Connected to localhost.
Escape character is '^]'.
ruok
imokConnection closed by foreign host.

Or we can check the status:

# /usr/share/zookeeper/bin/zkServer.sh status
ZooKeeper JMX enabled by default
Using config: /etc/zookeeper/conf/zoo.cfg
Mode: standalone

We may want to a user (here, ubuntu) to the zookeeper group so that we can write zookeeper_server.pid under /var/lib/zookeeper directory (called dataDir), which is needed when we try to stop zookeeper process via the "pid":

$ sudo usermod -a -G zookeeper ubuntu

$ groups ubuntu
ubuntu : ubuntu adm dialout cdrom floppy sudo audio dip video plugdev netdev lxd zookeeper

Running ZooKeeper in standalone mode is convenient for evaluation and development, and testing. In production, however, we should run ZooKeeper in replicated mode. A replicated group of servers in the same application is called a quorum, and in replicated mode, all servers in the quorum have copies of the same configuration file.

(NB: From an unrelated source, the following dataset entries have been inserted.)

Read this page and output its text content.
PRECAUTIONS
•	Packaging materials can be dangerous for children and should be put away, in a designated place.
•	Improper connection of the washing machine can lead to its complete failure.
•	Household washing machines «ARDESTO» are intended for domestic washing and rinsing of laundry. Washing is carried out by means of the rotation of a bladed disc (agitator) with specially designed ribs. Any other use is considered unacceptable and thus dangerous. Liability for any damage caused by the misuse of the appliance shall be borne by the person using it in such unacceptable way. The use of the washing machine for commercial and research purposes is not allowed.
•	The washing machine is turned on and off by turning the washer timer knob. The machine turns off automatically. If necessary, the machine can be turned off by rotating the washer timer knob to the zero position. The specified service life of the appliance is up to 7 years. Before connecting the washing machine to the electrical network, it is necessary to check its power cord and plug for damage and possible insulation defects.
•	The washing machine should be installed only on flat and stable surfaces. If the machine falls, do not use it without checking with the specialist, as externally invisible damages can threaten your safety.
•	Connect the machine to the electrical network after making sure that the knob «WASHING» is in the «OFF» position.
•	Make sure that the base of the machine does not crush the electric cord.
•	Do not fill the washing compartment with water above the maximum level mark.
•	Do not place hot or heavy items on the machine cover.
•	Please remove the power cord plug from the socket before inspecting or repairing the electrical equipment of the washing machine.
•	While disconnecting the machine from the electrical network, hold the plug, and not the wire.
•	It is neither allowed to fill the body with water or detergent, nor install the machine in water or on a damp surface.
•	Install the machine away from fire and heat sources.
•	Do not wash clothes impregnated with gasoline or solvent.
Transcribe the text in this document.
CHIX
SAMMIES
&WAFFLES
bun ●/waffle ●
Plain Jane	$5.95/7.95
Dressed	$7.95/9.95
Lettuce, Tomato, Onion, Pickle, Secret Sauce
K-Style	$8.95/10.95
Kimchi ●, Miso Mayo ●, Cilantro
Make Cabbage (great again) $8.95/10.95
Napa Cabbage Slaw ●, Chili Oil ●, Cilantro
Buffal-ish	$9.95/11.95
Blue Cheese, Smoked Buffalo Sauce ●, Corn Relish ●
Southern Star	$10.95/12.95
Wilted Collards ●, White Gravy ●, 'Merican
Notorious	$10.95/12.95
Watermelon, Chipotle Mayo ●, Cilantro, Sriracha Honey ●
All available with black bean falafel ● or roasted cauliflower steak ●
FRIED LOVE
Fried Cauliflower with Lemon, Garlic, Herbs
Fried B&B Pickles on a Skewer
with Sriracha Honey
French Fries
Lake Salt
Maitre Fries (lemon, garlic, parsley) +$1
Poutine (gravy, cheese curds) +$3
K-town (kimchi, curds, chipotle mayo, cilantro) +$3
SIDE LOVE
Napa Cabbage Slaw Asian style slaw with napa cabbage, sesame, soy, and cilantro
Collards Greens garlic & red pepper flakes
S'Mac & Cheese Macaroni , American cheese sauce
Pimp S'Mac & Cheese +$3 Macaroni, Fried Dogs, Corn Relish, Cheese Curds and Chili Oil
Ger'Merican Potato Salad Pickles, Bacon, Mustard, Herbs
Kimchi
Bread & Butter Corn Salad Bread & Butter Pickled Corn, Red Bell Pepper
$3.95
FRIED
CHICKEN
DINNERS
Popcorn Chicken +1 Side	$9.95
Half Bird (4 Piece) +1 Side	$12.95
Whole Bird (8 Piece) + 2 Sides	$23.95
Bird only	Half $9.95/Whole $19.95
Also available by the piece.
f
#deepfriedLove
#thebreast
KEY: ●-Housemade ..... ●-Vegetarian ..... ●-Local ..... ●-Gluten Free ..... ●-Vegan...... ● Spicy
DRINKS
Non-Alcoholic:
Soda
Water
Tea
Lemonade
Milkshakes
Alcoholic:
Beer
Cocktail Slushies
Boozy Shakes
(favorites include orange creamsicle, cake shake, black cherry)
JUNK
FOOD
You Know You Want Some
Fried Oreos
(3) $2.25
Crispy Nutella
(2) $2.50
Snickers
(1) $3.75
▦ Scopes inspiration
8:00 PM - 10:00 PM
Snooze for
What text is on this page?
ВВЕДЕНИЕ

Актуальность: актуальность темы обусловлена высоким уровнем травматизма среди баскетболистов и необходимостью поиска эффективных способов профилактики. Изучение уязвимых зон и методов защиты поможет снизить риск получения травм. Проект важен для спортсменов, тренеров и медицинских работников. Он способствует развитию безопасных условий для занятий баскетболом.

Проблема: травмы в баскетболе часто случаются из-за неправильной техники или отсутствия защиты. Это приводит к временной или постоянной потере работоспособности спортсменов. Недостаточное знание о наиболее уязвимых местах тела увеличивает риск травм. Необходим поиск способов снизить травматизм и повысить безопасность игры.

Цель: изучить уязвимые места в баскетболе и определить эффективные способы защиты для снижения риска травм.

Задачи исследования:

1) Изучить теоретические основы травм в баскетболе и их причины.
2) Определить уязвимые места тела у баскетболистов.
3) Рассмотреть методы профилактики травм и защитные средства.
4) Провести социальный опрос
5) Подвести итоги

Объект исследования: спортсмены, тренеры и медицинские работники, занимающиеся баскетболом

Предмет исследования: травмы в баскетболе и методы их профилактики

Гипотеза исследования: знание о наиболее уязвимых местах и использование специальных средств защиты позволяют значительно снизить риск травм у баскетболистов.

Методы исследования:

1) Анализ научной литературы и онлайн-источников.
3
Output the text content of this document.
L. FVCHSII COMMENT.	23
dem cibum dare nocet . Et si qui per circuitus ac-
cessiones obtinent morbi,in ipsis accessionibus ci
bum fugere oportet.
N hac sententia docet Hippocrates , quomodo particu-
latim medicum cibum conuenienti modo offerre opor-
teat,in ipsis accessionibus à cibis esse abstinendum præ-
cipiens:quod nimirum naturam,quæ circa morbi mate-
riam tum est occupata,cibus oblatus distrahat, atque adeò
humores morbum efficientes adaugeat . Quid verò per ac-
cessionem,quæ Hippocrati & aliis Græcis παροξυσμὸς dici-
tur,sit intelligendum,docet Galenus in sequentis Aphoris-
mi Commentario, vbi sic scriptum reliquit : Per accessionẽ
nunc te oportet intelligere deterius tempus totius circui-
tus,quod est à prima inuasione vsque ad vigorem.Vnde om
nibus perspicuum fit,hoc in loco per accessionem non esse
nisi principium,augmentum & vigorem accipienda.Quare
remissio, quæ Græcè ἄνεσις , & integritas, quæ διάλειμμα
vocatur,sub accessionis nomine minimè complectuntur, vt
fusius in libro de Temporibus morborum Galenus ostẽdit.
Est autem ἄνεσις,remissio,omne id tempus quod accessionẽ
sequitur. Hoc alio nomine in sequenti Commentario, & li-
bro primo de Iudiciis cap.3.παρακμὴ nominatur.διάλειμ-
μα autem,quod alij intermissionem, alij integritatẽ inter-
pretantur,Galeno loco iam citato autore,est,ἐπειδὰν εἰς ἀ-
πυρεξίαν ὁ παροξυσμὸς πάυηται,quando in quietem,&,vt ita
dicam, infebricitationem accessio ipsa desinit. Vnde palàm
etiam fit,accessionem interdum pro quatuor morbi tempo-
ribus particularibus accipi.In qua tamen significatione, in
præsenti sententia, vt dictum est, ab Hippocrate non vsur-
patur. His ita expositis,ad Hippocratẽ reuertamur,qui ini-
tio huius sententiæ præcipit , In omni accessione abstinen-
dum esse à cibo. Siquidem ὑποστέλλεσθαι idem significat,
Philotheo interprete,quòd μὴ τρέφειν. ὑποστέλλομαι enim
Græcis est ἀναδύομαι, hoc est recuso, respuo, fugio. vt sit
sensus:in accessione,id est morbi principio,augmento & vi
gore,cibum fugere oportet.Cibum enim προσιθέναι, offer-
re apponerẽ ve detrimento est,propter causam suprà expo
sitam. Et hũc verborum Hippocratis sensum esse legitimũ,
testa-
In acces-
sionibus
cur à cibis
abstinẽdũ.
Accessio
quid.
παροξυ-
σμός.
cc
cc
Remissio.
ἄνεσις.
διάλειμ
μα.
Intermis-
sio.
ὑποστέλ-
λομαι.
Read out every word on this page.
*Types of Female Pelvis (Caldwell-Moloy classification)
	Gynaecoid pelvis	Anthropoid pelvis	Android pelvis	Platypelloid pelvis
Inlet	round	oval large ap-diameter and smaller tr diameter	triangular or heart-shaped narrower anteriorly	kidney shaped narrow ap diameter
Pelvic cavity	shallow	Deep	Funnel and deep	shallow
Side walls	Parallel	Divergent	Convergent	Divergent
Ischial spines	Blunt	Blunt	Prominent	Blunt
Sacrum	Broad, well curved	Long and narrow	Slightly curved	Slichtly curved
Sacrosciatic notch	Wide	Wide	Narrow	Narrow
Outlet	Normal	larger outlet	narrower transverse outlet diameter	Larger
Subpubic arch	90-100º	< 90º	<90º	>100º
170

The directory structure of the ZooKeeper looks like this:

Stop the ZooKeeper that's been running when we installed it and run again:

# /usr/share/zookeeper/bin/zkServer.sh stop

# /usr/share/zookeeper/bin/zkServer.sh start
ZooKeeper JMX enabled by default
Using config: /etc/zookeeper/conf/zoo.cfg
Starting zookeeper ... STARTED

Note: ZooKeeper configuration file is /etc/zookeeper/conf/zoo.cfg.

Configure Drill in distributed mode

Here is the directory structure of the installed Drill:

In conf/drill-override.conf, we need to specify the Drill cluster ID (cluster-id), and provide ZooKeeper host names and port numbers in zk.connect to configure a connection to our ZooKeeper quorum.

If we install Drill on multiple nodes, assign the same cluster ID to each Drill node so that all Drill nodes share the same ID. The default ZooKeeper port on the open source version of Apache Drill is 2181:

 drill.exec:{
  cluster-id: "<mydrillcluster>",
  zk.connect: "<zkhostname1>:<port>,<zkhostname2>:<port>,<zkhostname3>:<port>"
 }

Our configuration :

drill.exec: {
  cluster-id: "drillbits1",
  #zk.connect: "localhost:2181"
  zk.connect: "54.183.167.85:2181"
}

Start Drill in distributed mode

In distributed mode, drill runs on one or more nodes in a clustered environment. Running a ZooKeeper quorum is required.

To use Drill in distributed mode, we first need to start a Drill daemon (Drillbit) on each node in the cluster. So, before attempting to connect a client we should start the Drillbit using drillbit.sh command:

Note that we can use the drillbit.sh command to perform other tasks as well such as:

Check the status of the Drillbit.
Stop or restart a Drillbit.
Configure a Drillbit to restart by default.

The syntax of drillbit.sh command looks like this:

drillbit.sh [--config ] (start|stop|status|restart|autorestart)

Let's start it.

We have two distributed nodes:

server.1: 54.183.167.85 (private: 172.31.2.106)
server.2: 54.67.74.118 (private: 172.31.13.111)

We run Drill on each servers:

ubuntu@ip-172-31-2-106:/usr/local/apache-drill-1.8.0$ sudo su
root@ip-172-31-2-106:/usr/local/apache-drill-1.8.0#

root@ip-172-31-2-106:/usr/local/apache-drill-1.8.0# ./bin/drillbit.sh start
Starting drillbit, logging to /usr/local/apache-drill-1.8.0/log/drillbit.out

Same on the 2nd server:

ubuntu@ip-172-31-13-111:/usr/local/apache-drill-1.8.0# sudo ./bin/drillbit.sh start

To run Zookeepers, we use the same command on each machine:

ubuntu@ip-172-31-2-106:~$ sudo /usr/share/zookeeper/bin/zkServer.sh start

ubuntu@ip-172-31-13-111:~$ sudo /usr/share/zookeeper/bin/zkServer.sh start

The configurations ((/usr/local/apache-drill-1.8.0/conf/drill-override.conf) for all Drill nodes are the same :

drill.exec: {
  cluster-id: "drillbits1",
  zk.connect: "54.183.167.85:2181,54.67.74.118:2181"
}

Same configurations for Zookeeper server 1 & 2 (/etc/zookeeper/conf/zoo.cfg):

# the port at which the clients will connect
clientPort=2181

# specify all zookeeper servers
server.1=54.183.167.85:2888:3888
server.2=54.67.74.118:2888:3888

The server ids for Zookeeper were set in /etc/zookeeper/conf/myid, just a unique numbers: for server #1 : 1, and for server #2 : 2.